A nationwide epidemic is reaching small towns in North Carolina.
Since 2016, N.C. volunteer fire departments have lost an average of 600 members per year.
The Pumpkin Center Volunteer Fire Department, one of 15 fire departments in Onslow County, has seen a shortage of volunteers first-hand.
“It’s going to be declining more and a lot of it has to do with the commitment that you have to have, the training hours that you provide,” said Jeremy Foster, fire chief at the Pumpkin Center Volunteer Fire Dept.
Foster said there are currently 31 volunteers on his roster, but about 15 of those are seen on a daily basis.
He considers family obligations, church or sports factors on why there is a shortage in the fire department, including those in the Marine Corp.
The average troop stays one and a half to two years at the Pumpkin Center.
“They start taking your classes, they get training, they answer calls and just about the time they get trained…what happens? They either get deployed, they get transferred,” said Foster.
The shortage of volunteers hasn’t impacted the services they provide but it puts more strain on the firefighters during an emergency.

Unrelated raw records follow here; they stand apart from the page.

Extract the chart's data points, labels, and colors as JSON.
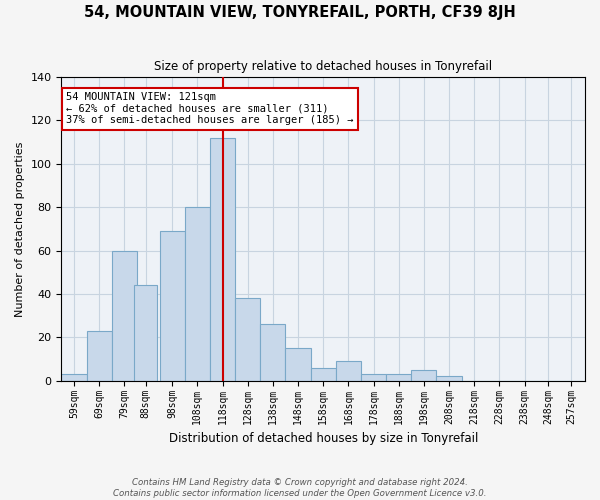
{
  "title": "54, MOUNTAIN VIEW, TONYREFAIL, PORTH, CF39 8JH",
  "subtitle": "Size of property relative to detached houses in Tonyrefail",
  "xlabel": "Distribution of detached houses by size in Tonyrefail",
  "ylabel": "Number of detached properties",
  "bar_labels": [
    "59sqm",
    "69sqm",
    "79sqm",
    "88sqm",
    "98sqm",
    "108sqm",
    "118sqm",
    "128sqm",
    "138sqm",
    "148sqm",
    "158sqm",
    "168sqm",
    "178sqm",
    "188sqm",
    "198sqm",
    "208sqm",
    "218sqm",
    "228sqm",
    "238sqm",
    "248sqm",
    "257sqm"
  ],
  "bar_values": [
    3,
    23,
    60,
    44,
    69,
    80,
    112,
    38,
    26,
    15,
    6,
    9,
    3,
    3,
    5,
    2,
    0,
    0,
    0,
    0,
    0
  ],
  "bar_left_edges": [
    54,
    64,
    74,
    83,
    93,
    103,
    113,
    123,
    133,
    143,
    153,
    163,
    173,
    183,
    193,
    203,
    213,
    223,
    233,
    243,
    252
  ],
  "bar_widths": [
    10,
    10,
    10,
    9,
    10,
    10,
    10,
    10,
    10,
    10,
    10,
    10,
    10,
    10,
    10,
    10,
    10,
    10,
    10,
    9,
    9
  ],
  "bar_color": "#c8d8ea",
  "bar_edge_color": "#7aa8c8",
  "property_line_x": 118,
  "property_line_color": "#cc0000",
  "annotation_line1": "54 MOUNTAIN VIEW: 121sqm",
  "annotation_line2": "← 62% of detached houses are smaller (311)",
  "annotation_line3": "37% of semi-detached houses are larger (185) →",
  "annotation_box_color": "#ffffff",
  "annotation_box_edge": "#cc0000",
  "ylim": [
    0,
    140
  ],
  "yticks": [
    0,
    20,
    40,
    60,
    80,
    100,
    120,
    140
  ],
  "xlim_left": 54,
  "xlim_right": 262,
  "grid_color": "#c8d4e0",
  "bg_color": "#eef2f7",
  "footer_line1": "Contains HM Land Registry data © Crown copyright and database right 2024.",
  "footer_line2": "Contains public sector information licensed under the Open Government Licence v3.0."
}
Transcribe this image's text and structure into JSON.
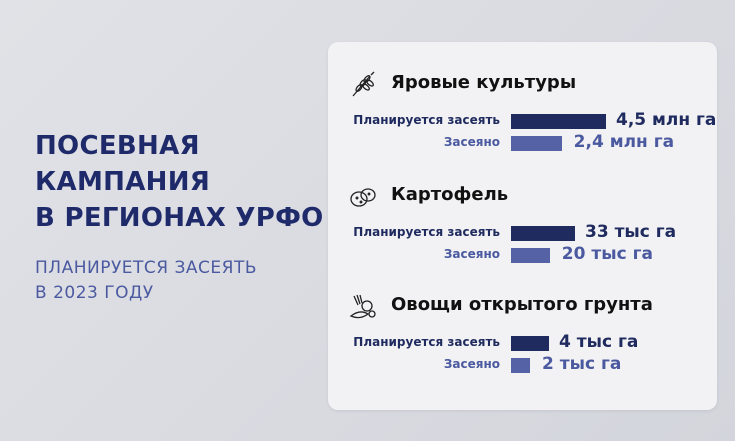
{
  "headline": {
    "line1": "ПОСЕВНАЯ",
    "line2": "КАМПАНИЯ",
    "line3": "В РЕГИОНАХ УРФО"
  },
  "subhead": {
    "line1": "ПЛАНИРУЕТСЯ ЗАСЕЯТЬ",
    "line2": "В 2023 ГОДУ"
  },
  "colors": {
    "planned": "#1f2a5e",
    "sown": "#5563a6",
    "title": "#1f2a6b"
  },
  "chart_data": {
    "type": "bar",
    "orientation": "horizontal",
    "series": [
      {
        "name": "Планируется засеять"
      },
      {
        "name": "Засеяно"
      }
    ],
    "groups": [
      {
        "title": "Яровые культуры",
        "icon": "wheat-icon",
        "unit": "млн га",
        "planned": 4.5,
        "sown": 2.4,
        "planned_label": "4,5 млн га",
        "sown_label": "2,4 млн га"
      },
      {
        "title": "Картофель",
        "icon": "potato-icon",
        "unit": "тыс га",
        "planned": 33,
        "sown": 20,
        "planned_label": "33 тыс га",
        "sown_label": "20 тыс га"
      },
      {
        "title": "Овощи открытого грунта",
        "icon": "vegetables-icon",
        "unit": "тыс га",
        "planned": 4,
        "sown": 2,
        "planned_label": "4 тыс га",
        "sown_label": "2 тыс га"
      }
    ]
  }
}
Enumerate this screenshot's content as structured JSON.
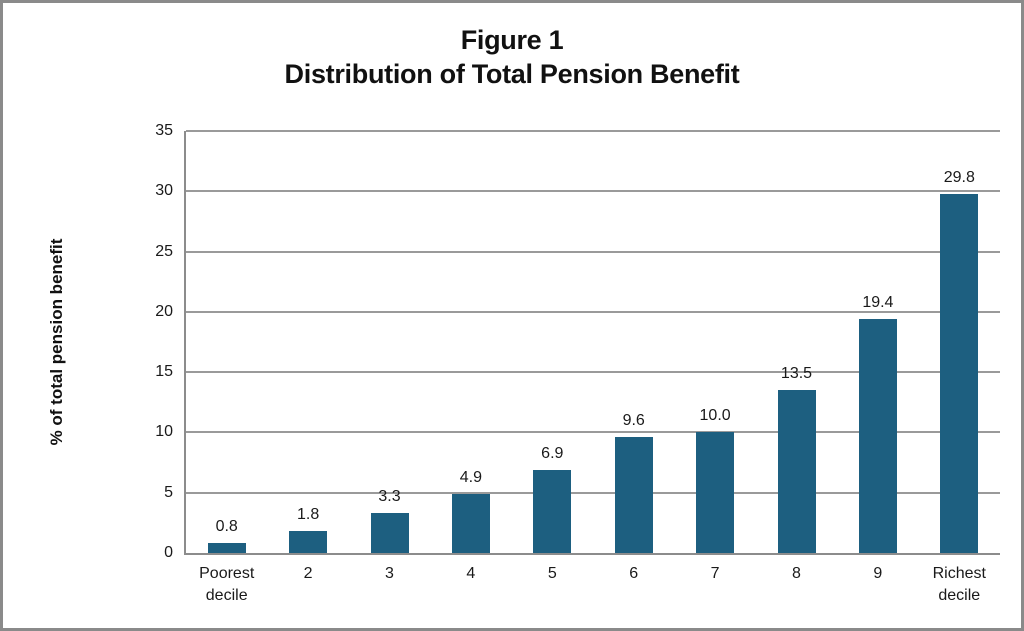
{
  "chart_data": {
    "type": "bar",
    "title_lines": [
      "Figure 1",
      "Distribution of Total Pension Benefit"
    ],
    "categories": [
      "Poorest decile",
      "2",
      "3",
      "4",
      "5",
      "6",
      "7",
      "8",
      "9",
      "Richest decile"
    ],
    "values": [
      0.8,
      1.8,
      3.3,
      4.9,
      6.9,
      9.6,
      10.0,
      13.5,
      19.4,
      29.8
    ],
    "value_labels": [
      "0.8",
      "1.8",
      "3.3",
      "4.9",
      "6.9",
      "9.6",
      "10.0",
      "13.5",
      "19.4",
      "29.8"
    ],
    "xlabel": "",
    "ylabel": "% of total pension benefit",
    "ylim": [
      0,
      35
    ],
    "ytick_step": 5,
    "ytick_labels": [
      "0",
      "5",
      "10",
      "15",
      "20",
      "25",
      "30",
      "35"
    ],
    "grid": "horizontal",
    "legend": "none",
    "colors": {
      "bar": "#1d5f80",
      "gridline": "#9a9a9a",
      "axis": "#8c8c8c",
      "frame_border": "#8a8a8a",
      "text": "#1a1a1a"
    }
  }
}
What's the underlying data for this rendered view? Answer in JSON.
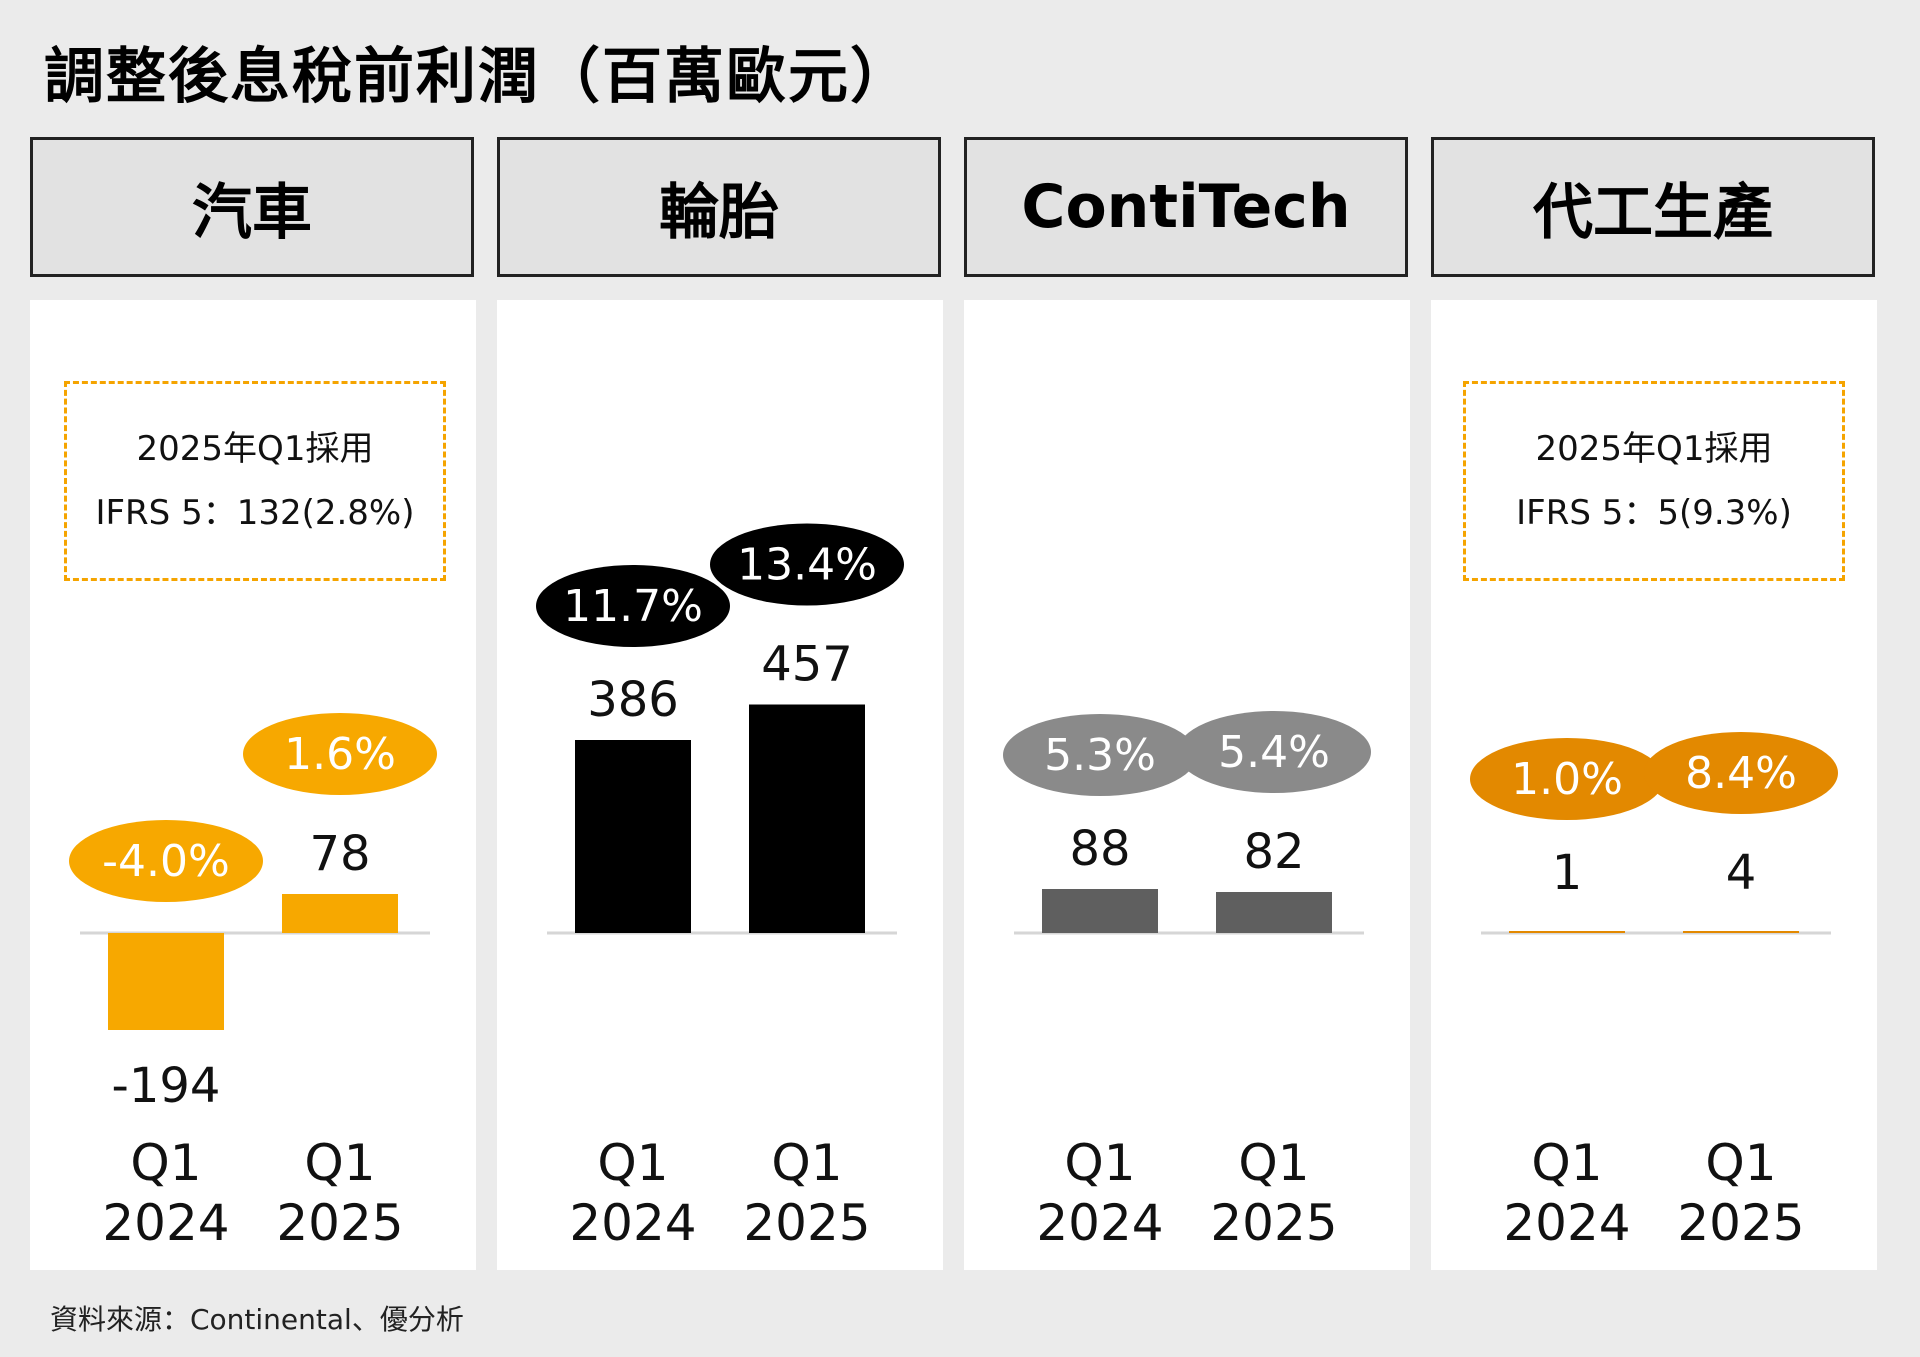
{
  "title": "調整後息稅前利潤（百萬歐元）",
  "source": "資料來源：Continental、優分析",
  "note_auto": {
    "line1": "2025年Q1採用",
    "line2": "IFRS 5：132(2.8%)"
  },
  "note_contract": {
    "line1": "2025年Q1採用",
    "line2": "IFRS 5：5(9.3%)"
  },
  "colors": {
    "automotive": "#f7a800",
    "tires": "#000000",
    "contitech": "#5f5f5f",
    "contitech_badge": "#8a8a8a",
    "contract": "#e38900"
  },
  "chart_data": [
    {
      "type": "bar",
      "title": "汽車",
      "categories": [
        [
          "Q1",
          "2024"
        ],
        [
          "Q1",
          "2025"
        ]
      ],
      "values": [
        -194,
        78
      ],
      "value_labels": [
        "-194",
        "78"
      ],
      "margins": [
        "-4.0%",
        "1.6%"
      ],
      "color_key": "automotive"
    },
    {
      "type": "bar",
      "title": "輪胎",
      "categories": [
        [
          "Q1",
          "2024"
        ],
        [
          "Q1",
          "2025"
        ]
      ],
      "values": [
        386,
        457
      ],
      "value_labels": [
        "386",
        "457"
      ],
      "margins": [
        "11.7%",
        "13.4%"
      ],
      "color_key": "tires"
    },
    {
      "type": "bar",
      "title": "ContiTech",
      "categories": [
        [
          "Q1",
          "2024"
        ],
        [
          "Q1",
          "2025"
        ]
      ],
      "values": [
        88,
        82
      ],
      "value_labels": [
        "88",
        "82"
      ],
      "margins": [
        "5.3%",
        "5.4%"
      ],
      "color_key": "contitech"
    },
    {
      "type": "bar",
      "title": "代工生產",
      "categories": [
        [
          "Q1",
          "2024"
        ],
        [
          "Q1",
          "2025"
        ]
      ],
      "values": [
        1,
        4
      ],
      "value_labels": [
        "1",
        "4"
      ],
      "margins": [
        "1.0%",
        "8.4%"
      ],
      "color_key": "contract"
    }
  ]
}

“The extra hand could always be helpful in that the guy who needs to be to work on time or even just to help us get the job done,” said Joseph Williams, a volunteer firefighter at Pumpkin Center.
According to FEMA, volunteer firefighters are declining at 11% to 12% annually.
“It makes me worried years from now if we’re struggling now what it may be,” said Williams.
FEMA adds that 90% of fire departments in N.C. are volunteer based.
The North Carolina Association of Fire Chief and the International Association of Fire Chiefs launched a campaign to face this epidemic. It’s been funded by a grant that will help volunteer fire departments. One of those being Piney Green Volunteer Fire Department in Jacksonville.